From health care to location independent work, one of our favorite parts of chronicling today's digital age is looking back at how technology has enhanced and disrupted nearly every industry imaginable.
Technology has also transformed the recruitment sector over the years; an interesting subject as it’s a sector that seems to be the focus of many tech start-ups and therefore likely to continue to evolve in the coming years.
The biggest change is that the flow of information across the recruitment industry is now very open – it’s no longer just about how much data you have as a recruiter, it’s about how you bring that data together from multiple sources to find the right candidate match.
The availability of information has meant that recruiters have to operate in a different way, and the industry focus has gone back to the human element of matching the right candidate to the right job.
Social media has meant that anyone can now easily access information about candidates’ previous working history online and even get updated about their preferences for moving to a new job. We no longer need to buy data because the most up to date information is the data that is managed by the candidates themselves.
In fact,a new study that came out in 2018 shows that 70% of employers screen candidates on social media before hiring them and use search engines as a way of conducting background checks. This allows companies to determine if a candidate is a good cultural fit within their company and to cross check information given during the application process. This transparency can work for a candidate and can work against one depending on how often they post on social media and what they post about. Social media has become a part of everyday life and new users being added everyday it’s a part of our culture that doesn’t appear to be changing.
Bias is frowned upon in the hiring process as it should be. New technology removes unconscious bias by eliminating anything from a resume that might identify gender or race. This is a great tool that recruiters use to ensure they are implementing proper ethics. However, bias can also work in favor of a candidate and using technology recruiters can ensure that they are being all inclusive in their hiring practices. Bringing specific bias into the recruitment process might help a company that is predominantly male driven, this technology allows recruiters to have the ability to target females and expand their diversity.
Growing Your Team
One of the most challenging aspects of human resources if finding qualified employees. That's where recruitment process software comes into play. Recruiting software helps recruiters manage the process of posting jobs and attracting top talent for vacant positions within a company. Recruiting software is designed to streamline the entire candidate search and hiring process to make it easier for organizations to add employees. Businesses can't get enough of big data - and it's certainly valuable in recruitment - but there is such a thing as too much data.
And, considering that it is reported that data and analytics will grow from $130.1 billion in 2016 to over $203 billion in 2020, it doesn't look like companies will start taking a more minimalist approach anytime soon. More data is not always a good thing if you don't know what to do with it. They say knowledge is power, but in the wrong hands or with the inability of how to use that knowledge, it can be detrimental and damaging. More data means more confusion, allowing tiny details to skew process and drive people to take action on things that don't matter, while ignoring the real underlying problems with the recruiting function.

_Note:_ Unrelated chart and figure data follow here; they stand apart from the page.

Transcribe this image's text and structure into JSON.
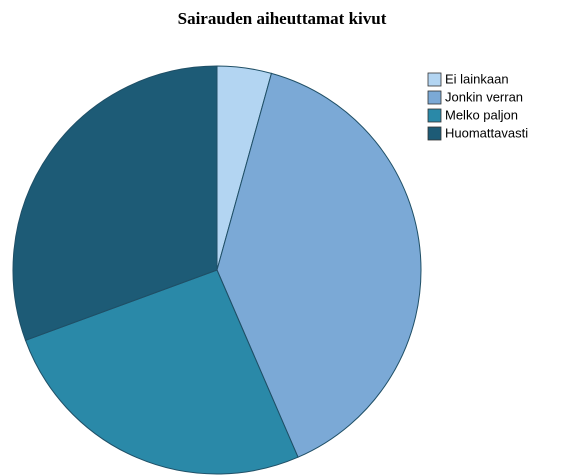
{
  "chart_data": {
    "type": "pie",
    "title": "Sairauden aiheuttamat kivut",
    "categories": [
      "Ei lainkaan",
      "Jonkin verran",
      "Melko paljon",
      "Huomattavasti"
    ],
    "values": [
      4.3,
      39.2,
      25.9,
      30.6
    ],
    "colors": [
      "#b3d5f2",
      "#7ba9d6",
      "#2a89a8",
      "#1d5b76"
    ],
    "legend": "right"
  }
}
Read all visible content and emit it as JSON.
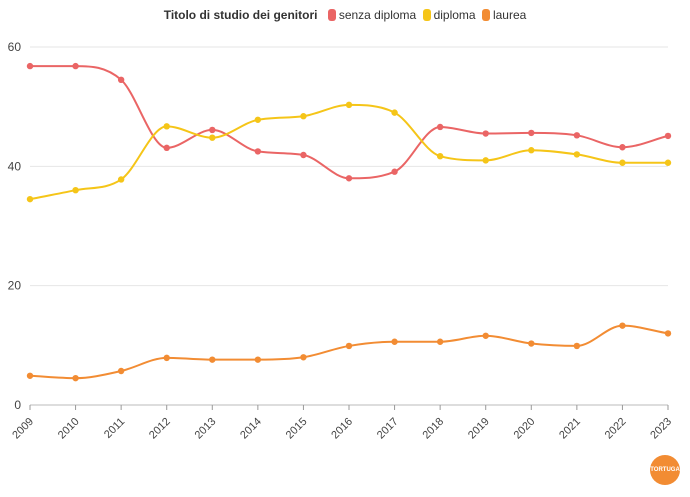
{
  "chart_data": {
    "type": "line",
    "title": "Titolo di studio dei genitori",
    "xlabel": "",
    "ylabel": "",
    "x": [
      "2009",
      "2010",
      "2011",
      "2012",
      "2013",
      "2014",
      "2015",
      "2016",
      "2017",
      "2018",
      "2019",
      "2020",
      "2021",
      "2022",
      "2023"
    ],
    "ylim": [
      0,
      60
    ],
    "yticks": [
      0,
      20,
      40,
      60
    ],
    "grid": true,
    "legend_position": "top",
    "series": [
      {
        "name": "senza diploma",
        "color": "#ea6565",
        "values": [
          56.8,
          56.8,
          54.5,
          43.1,
          46.1,
          42.5,
          41.9,
          38.0,
          39.1,
          46.6,
          45.5,
          45.6,
          45.2,
          43.2,
          45.1
        ]
      },
      {
        "name": "diploma",
        "color": "#f5c518",
        "values": [
          34.5,
          36.0,
          37.8,
          46.7,
          44.8,
          47.8,
          48.4,
          50.3,
          49.0,
          41.7,
          41.0,
          42.7,
          42.0,
          40.6,
          40.6
        ]
      },
      {
        "name": "laurea",
        "color": "#f28c33",
        "values": [
          4.9,
          4.5,
          5.7,
          7.9,
          7.6,
          7.6,
          8.0,
          9.9,
          10.6,
          10.6,
          11.6,
          10.3,
          9.9,
          13.3,
          12.0
        ]
      }
    ]
  },
  "logo_text": "TORTUGA"
}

To help make sense of the information, and to maintain the software and hardware used to collect and store the data is detrimental. Otherwise, businesses run the risk of finding themselves with more data than they know what to do with, which can create more chaos and waste resources.
A 2017 report from Deloitte found that 33% of recruiters are already using some form of artificial intelligence within their hiring process. From automated texts and emails being sent out to confirm interviews, to communicate basic requirements and information (start date, benefits, salary, etc) via instant messaging systems. This technology allows recruiters to prioritize their time and spend it in areas that better serve the company.
Video interview platforms for job seekers is another tool recruiters are using streamline the hiring process. This technology analyzes answers given in the interview with advance machine learning. The platform also hone in on facial expressions and word choice in order to complete a rounded profile of the candidate for hiring managers, reducing time involved in hiring new candidates, and allows recruiters to conduct multiple interviews can be done at the same time saving hours and hours for recruiters.
Technology is now allowing recruiters to find candidates all over the world. Recruiters can now search and scan job boards and professional network sites for qualified candidates with the right skill set - regardless of geographical location.
According to recent research it is estimated that almost half of the workforce in the US holds a job that is compatible with at least a partial teleworking environment and that 20-25% of the teleworkers and 80-90% of the workforce in the US say they would like to work from home at least 2-3 days a week. Finding qualified candidates worldwide allows companies to broaden their employee profiles and allows employees from different cultures to implement their knowledge and experience in today’s market.